The great poet Bruce Boston:Hewitt’s work has potential and emotion.
Famous British horror writer Simon Clark, tipped as the new Stephen King, comments on various Hewitt poems:
This is a piece of real power, rich in imagery, sure to be published. (The fire of insanity)
incredible vivid imagery (Pan)
an intensely visual piece in a style that you seem to be claiming for your own." (It came from the swamp)
this is a darkly powerful piece. (Evil)
Andy Cox, Editor of T.T.A. Press:Hewitt’s poetry is brilliant, the best I have ever read.
Professor of Literature Michael Arnzen, a Bram Stoker Award Nominee, makes the following observations on some of the poems:
this is a good job of fomenting madness, and the insane chaos of pain, the collective voice is chilling, and creepy. (Pan)
youve definitely got a talent for mood, and atmosphere, this is a dark and dangerous piece (The fire of insanity) chock full of creepy images, dark and disturbing, you have an innate talent. (It came from the swamp)
L. Michael Lohr, Editor of Fables magazine, observes of It came from the swamp: this reminds me of Lovecraft, very visual and intense.
Famous author Steven Climer comments on The fire of insanity: this is a very visual passage, filled with deep despair and emotion.?
H.W.A. Member Peter Crowther describes The tolling bells as very moody and evocative.
John. B. Ford, editor and great Horror writer, remarks on various poems:
a very powerful piece (The fire of Insanity)
very gothic, and disturbing imagery (Pan)
its sentiment and imagery are chilling. Hewitt has lots of talent, and his writing is visionary (The future)
Hewitt’s writing has also been compared to author Lord Dunsany by Australian magazine Redsine, and he has even been considered the new Dante.

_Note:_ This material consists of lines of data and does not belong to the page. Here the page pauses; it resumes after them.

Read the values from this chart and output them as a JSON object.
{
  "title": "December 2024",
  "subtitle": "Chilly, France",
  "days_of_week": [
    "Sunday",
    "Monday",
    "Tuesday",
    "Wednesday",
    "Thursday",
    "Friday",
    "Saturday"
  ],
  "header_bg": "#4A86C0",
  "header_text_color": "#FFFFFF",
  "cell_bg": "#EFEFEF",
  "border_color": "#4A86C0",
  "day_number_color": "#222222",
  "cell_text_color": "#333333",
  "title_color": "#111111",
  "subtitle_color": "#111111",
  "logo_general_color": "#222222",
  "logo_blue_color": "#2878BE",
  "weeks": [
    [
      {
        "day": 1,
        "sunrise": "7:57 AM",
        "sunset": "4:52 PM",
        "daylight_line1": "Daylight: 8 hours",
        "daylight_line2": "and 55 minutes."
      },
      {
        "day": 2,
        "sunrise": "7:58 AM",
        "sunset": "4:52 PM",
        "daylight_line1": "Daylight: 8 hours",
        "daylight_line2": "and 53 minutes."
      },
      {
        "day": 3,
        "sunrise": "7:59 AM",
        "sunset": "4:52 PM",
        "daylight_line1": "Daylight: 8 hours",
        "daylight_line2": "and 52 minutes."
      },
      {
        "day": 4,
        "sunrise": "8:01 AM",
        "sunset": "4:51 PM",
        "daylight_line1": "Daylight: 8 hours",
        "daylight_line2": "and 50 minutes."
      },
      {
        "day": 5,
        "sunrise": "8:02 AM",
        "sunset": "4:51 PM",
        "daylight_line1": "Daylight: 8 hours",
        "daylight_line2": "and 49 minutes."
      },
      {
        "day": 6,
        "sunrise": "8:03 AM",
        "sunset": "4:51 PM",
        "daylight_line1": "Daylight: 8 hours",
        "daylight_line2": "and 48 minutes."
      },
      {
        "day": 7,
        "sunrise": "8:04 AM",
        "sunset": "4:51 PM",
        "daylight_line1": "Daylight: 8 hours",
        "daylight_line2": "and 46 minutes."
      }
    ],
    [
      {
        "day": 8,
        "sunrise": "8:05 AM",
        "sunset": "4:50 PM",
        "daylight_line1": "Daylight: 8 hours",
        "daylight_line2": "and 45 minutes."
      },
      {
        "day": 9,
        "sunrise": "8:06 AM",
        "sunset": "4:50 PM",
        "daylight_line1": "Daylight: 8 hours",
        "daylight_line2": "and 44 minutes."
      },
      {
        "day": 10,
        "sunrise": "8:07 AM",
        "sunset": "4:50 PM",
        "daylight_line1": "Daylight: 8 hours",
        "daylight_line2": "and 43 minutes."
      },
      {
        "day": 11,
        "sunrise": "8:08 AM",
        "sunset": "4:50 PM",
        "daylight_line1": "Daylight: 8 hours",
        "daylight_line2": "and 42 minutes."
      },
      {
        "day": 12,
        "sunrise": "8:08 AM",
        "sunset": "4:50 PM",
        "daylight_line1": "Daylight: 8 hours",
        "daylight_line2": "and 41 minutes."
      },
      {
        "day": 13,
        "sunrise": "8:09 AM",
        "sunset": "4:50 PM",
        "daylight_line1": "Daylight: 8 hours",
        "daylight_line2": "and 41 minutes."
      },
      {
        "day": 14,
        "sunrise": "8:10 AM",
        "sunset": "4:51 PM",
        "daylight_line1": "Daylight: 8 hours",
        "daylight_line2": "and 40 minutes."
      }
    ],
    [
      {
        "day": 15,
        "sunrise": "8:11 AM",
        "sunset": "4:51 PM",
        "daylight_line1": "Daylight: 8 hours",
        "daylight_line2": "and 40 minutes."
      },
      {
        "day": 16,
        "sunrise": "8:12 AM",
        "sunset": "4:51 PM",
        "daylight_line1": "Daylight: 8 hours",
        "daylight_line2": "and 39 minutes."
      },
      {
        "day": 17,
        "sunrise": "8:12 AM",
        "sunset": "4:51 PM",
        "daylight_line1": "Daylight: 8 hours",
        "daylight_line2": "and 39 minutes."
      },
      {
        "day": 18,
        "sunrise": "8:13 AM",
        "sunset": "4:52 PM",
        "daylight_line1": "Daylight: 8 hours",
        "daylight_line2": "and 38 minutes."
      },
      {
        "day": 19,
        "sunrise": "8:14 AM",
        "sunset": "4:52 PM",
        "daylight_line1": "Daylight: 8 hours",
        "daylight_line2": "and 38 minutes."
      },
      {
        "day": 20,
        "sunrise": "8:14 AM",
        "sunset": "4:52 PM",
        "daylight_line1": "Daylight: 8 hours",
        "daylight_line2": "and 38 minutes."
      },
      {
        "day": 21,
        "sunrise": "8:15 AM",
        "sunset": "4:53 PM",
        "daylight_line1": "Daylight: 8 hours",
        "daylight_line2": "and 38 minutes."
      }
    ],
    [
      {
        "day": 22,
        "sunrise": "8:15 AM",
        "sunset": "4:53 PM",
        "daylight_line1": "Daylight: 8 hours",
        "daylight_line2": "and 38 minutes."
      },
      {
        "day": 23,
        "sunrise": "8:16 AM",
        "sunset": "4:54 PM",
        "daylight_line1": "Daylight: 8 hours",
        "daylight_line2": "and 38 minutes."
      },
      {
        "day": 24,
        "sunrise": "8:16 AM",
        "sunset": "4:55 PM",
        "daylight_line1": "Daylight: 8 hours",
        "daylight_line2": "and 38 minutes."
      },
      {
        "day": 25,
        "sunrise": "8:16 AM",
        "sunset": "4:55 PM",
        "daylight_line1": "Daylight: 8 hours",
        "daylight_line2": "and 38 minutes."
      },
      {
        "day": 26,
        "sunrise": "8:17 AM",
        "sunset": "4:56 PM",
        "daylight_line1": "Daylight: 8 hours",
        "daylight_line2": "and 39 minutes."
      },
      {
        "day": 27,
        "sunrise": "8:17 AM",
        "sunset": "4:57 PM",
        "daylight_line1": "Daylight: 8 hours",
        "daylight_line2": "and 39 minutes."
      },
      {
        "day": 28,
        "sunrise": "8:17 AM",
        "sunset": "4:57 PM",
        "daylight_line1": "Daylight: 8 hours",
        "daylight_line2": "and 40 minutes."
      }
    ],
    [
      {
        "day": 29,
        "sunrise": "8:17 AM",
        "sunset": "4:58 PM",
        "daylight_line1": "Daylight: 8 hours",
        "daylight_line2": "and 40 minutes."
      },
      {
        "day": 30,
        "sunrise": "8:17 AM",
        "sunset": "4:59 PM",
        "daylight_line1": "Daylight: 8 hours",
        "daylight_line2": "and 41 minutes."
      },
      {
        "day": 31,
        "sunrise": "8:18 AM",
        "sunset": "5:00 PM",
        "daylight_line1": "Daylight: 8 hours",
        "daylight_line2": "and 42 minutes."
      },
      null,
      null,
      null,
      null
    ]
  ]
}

"Each age calls forth its own prophet, a poetic oracle who sees past the heavy drapery we call "the world" to the prime reality that lies beyond. You should feel both ecstatic and terrified that our age has elicited M. J. Hewitt as its prose-lapidarian. Ecstatic, for Hewitt himself truly resonates with the daemonic muse, a voice that echoes from the depths of Tartarus and beckons forth, by turn, angels, devils, monsters, and gods. And terrified, for Hewitt sings not of arm-in-arm brotherhood and cozy lovingkindness, but rather of Yeats's "blood-dimmed tide," an aeon drenched in gore-bespattered corpses and unrelenting pain for the pitiable humans left alive. "BLOODLAND TALES shimmers with the decadent imagery that Clark Ashton Smith conjured so easily, and in these opalescent prose-poems Hewitt both acknowledges his debt to "Klarkash-Ton" and progresses even further into a darkness-drenched universe without redemption, mercy, or salvation. There is no way to reach out to those we care for; only broad-axe slashes that leave gaping wounds. There is no bright afterlife with grace and holiness; only transmogrification through pain and torture as humans become parasitic spirits who lure others into torment. Love is destined to end in disillusionment and despair, and we learn our world itself is the black-tinged dream of distant alien beings our brains cannot even comprehend, beings who survive only through our suffering. "You will find no words of comfort in this scarlet landscape. But for those who are able to realize the Baudelairean beauty that lies in decay, the Sadeian pleasure of witnessing another's hopeless prayer for mercy, the Lovecraftian awe of glancing into unilluminated gulfs in which madness dwells, Hewitt fills our descent into chaos with exquisite scenes, mixed in equal parts, of glamour and gore. "I've joined the Cult of Hewitt. It's time you signed your soul away and joined as well."